PURPOSE: Variants in MYBPC3 causing loss of function are the most common cause of hypertrophic cardiomyopathy (HCM). However, a substantial number of patients carry missense variants of uncertain significance (VUS) in MYBPC3. We hypothesize that a structural-based algorithm, STRUM, which estimates the effect of missense variants on protein folding, will identify a subgroup of HCM patients with a MYBPC3 VUS associated with increased clinical risk.METHODS: Among 7,963 patients in the multicenter Sarcomeric Human Cardiomyopathy Registry (SHaRe), 120 unique missense VUS in MYBPC3 were identified.

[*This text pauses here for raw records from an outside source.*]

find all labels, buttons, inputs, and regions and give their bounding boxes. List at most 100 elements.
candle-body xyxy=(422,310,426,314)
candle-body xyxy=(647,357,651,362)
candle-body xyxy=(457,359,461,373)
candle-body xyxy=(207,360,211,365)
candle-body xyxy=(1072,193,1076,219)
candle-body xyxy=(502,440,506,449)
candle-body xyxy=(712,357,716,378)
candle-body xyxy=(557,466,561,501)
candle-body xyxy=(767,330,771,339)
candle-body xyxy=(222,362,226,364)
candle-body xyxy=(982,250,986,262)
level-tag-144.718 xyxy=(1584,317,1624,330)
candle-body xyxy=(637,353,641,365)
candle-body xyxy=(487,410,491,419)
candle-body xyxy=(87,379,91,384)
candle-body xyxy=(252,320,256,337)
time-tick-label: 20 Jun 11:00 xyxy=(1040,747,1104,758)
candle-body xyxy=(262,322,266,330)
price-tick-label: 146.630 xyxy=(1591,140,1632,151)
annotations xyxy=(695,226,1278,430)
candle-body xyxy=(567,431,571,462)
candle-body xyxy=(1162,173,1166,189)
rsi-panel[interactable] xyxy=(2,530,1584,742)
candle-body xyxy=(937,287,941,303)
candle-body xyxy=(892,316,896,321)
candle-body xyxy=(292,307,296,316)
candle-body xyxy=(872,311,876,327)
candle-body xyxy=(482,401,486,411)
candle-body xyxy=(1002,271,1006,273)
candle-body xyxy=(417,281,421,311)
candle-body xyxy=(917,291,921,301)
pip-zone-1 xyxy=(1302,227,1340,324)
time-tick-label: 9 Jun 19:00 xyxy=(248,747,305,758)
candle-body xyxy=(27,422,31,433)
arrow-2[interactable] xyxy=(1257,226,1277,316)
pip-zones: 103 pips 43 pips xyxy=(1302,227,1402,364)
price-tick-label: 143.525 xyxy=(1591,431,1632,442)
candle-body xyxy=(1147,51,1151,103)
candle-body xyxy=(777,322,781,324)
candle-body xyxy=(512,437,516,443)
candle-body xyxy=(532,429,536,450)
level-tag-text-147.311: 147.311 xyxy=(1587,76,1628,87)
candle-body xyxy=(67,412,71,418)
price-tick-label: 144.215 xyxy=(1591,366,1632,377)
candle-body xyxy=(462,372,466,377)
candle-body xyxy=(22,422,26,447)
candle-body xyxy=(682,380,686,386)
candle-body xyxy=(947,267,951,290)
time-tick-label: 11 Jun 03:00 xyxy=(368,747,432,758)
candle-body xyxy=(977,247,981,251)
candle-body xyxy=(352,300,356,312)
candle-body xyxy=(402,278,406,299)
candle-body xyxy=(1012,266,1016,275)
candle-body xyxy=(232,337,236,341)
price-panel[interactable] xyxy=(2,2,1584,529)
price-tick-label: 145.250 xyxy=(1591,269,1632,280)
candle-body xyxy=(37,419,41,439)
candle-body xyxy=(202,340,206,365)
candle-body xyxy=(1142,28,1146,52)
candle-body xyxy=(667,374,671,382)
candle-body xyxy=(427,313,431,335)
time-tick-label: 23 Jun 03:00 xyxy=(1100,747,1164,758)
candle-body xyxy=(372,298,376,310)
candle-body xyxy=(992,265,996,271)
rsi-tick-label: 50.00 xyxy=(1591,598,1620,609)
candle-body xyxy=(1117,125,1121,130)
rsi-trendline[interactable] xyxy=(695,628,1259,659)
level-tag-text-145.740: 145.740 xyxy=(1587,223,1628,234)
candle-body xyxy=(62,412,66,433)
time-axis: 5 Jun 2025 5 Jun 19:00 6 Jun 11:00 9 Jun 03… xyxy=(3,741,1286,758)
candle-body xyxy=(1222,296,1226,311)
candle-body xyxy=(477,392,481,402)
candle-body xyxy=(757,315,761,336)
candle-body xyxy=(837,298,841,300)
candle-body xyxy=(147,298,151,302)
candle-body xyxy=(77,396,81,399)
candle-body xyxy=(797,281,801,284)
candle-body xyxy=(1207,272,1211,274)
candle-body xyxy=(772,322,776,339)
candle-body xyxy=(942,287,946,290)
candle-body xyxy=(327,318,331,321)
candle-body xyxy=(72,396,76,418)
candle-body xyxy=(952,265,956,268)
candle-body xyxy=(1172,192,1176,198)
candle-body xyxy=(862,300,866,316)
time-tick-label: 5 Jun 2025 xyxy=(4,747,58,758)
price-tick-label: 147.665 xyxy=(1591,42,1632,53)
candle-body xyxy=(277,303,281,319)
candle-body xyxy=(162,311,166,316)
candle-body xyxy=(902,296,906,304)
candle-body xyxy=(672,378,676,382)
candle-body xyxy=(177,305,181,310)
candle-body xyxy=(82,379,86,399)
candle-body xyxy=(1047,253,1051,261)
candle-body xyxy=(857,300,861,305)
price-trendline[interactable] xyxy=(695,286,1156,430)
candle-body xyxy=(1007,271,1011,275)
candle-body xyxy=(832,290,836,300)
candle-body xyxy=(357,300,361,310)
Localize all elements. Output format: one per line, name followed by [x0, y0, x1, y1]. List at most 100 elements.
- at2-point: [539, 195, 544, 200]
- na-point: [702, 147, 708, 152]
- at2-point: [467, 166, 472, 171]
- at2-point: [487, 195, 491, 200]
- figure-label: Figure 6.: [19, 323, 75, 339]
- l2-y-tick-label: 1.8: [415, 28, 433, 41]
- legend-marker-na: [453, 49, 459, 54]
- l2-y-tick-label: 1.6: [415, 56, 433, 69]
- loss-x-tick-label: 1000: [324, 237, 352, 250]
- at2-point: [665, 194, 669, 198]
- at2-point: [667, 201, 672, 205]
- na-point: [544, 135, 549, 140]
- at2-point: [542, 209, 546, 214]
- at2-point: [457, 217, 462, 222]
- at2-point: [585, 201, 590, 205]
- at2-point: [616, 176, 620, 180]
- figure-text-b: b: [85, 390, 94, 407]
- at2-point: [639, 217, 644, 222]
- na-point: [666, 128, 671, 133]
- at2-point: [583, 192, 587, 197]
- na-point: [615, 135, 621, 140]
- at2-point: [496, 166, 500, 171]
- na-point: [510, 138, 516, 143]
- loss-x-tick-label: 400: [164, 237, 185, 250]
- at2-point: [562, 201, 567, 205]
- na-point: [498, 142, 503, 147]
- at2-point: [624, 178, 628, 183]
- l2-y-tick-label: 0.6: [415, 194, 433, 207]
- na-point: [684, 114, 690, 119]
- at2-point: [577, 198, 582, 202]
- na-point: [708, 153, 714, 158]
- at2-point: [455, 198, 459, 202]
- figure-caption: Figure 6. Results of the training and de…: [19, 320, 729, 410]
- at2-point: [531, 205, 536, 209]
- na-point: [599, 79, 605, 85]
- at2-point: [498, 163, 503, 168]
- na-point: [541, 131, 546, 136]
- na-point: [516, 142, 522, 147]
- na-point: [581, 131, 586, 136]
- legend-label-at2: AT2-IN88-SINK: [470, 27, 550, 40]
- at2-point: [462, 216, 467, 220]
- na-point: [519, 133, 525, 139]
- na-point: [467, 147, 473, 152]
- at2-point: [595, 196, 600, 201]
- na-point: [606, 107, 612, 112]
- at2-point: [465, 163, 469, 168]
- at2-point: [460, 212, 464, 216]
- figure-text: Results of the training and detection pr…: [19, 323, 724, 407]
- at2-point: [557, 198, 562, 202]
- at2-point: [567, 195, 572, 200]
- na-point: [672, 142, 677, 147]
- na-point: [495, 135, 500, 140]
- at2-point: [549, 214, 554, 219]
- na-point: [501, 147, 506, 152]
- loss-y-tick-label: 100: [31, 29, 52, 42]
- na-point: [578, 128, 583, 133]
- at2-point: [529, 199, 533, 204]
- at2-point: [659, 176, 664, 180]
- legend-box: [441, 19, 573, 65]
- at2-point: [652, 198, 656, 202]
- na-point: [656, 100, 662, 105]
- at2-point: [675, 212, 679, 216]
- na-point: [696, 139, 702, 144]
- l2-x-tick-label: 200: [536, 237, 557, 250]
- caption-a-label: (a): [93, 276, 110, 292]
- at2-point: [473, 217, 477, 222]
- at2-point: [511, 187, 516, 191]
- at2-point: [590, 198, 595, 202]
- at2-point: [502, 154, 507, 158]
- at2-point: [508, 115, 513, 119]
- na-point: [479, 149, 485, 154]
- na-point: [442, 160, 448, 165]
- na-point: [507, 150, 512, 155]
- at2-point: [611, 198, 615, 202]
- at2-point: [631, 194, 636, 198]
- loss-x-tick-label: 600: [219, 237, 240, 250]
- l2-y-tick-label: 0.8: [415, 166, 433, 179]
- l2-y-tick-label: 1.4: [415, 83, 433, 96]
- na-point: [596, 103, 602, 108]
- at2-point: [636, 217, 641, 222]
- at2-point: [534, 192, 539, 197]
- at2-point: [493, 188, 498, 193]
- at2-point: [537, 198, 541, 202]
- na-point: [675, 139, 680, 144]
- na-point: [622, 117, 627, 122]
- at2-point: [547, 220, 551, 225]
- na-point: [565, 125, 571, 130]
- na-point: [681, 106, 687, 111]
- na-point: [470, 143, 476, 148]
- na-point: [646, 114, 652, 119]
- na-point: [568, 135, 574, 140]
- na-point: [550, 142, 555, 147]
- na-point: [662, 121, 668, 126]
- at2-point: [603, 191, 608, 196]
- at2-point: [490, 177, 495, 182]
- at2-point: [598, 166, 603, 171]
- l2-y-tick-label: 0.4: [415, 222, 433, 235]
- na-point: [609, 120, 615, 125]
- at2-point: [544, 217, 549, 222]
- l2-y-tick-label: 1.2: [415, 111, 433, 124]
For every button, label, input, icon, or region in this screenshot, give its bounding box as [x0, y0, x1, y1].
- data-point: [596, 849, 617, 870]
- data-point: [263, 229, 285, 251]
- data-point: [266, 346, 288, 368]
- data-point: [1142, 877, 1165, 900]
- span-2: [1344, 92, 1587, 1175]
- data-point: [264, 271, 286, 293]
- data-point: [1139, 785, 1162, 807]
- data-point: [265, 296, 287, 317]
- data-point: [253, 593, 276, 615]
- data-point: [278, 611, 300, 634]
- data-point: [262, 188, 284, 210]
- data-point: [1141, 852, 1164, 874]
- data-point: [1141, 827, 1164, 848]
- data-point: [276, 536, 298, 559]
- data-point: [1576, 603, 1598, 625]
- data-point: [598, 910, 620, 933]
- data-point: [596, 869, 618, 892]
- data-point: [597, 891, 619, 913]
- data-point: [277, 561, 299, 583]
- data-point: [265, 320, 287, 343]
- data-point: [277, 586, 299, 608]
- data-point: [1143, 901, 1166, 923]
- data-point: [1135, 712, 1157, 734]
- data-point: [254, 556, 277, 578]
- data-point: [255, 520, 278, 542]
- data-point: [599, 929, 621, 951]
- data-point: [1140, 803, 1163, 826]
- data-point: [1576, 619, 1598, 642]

Variants were evaluated for their effect on subdomain folding and a stratified time-to-event analysis for an overall composite endpoint (first occurrence of ventricular arrhythmia, heart failure, all-cause mortality, atrial fibrillation, and stroke) was performed for patients with HCM and a MYBPC3 missense VUS.RESULTS: We demonstrated that patients carrying a MYBPC3 VUS predicted to cause subdomain misfolding (STRUM+, DeltaDeltaG = -1.2kcal/mol) exhibited a higher rate of adverse events compared with those with a STRUM- VUS (hazard ratio=2.29, P=0.0282). In silico saturation mutagenesis of MYBPC3 identified 4,943/23,427 (21%) missense variants that were predicted to cause subdomain misfolding.CONCLUSION: STRUM identifies patients with HCM and a MYBPC3 VUS who may be at higher clinical risk and provides supportive evidence for pathogenicity.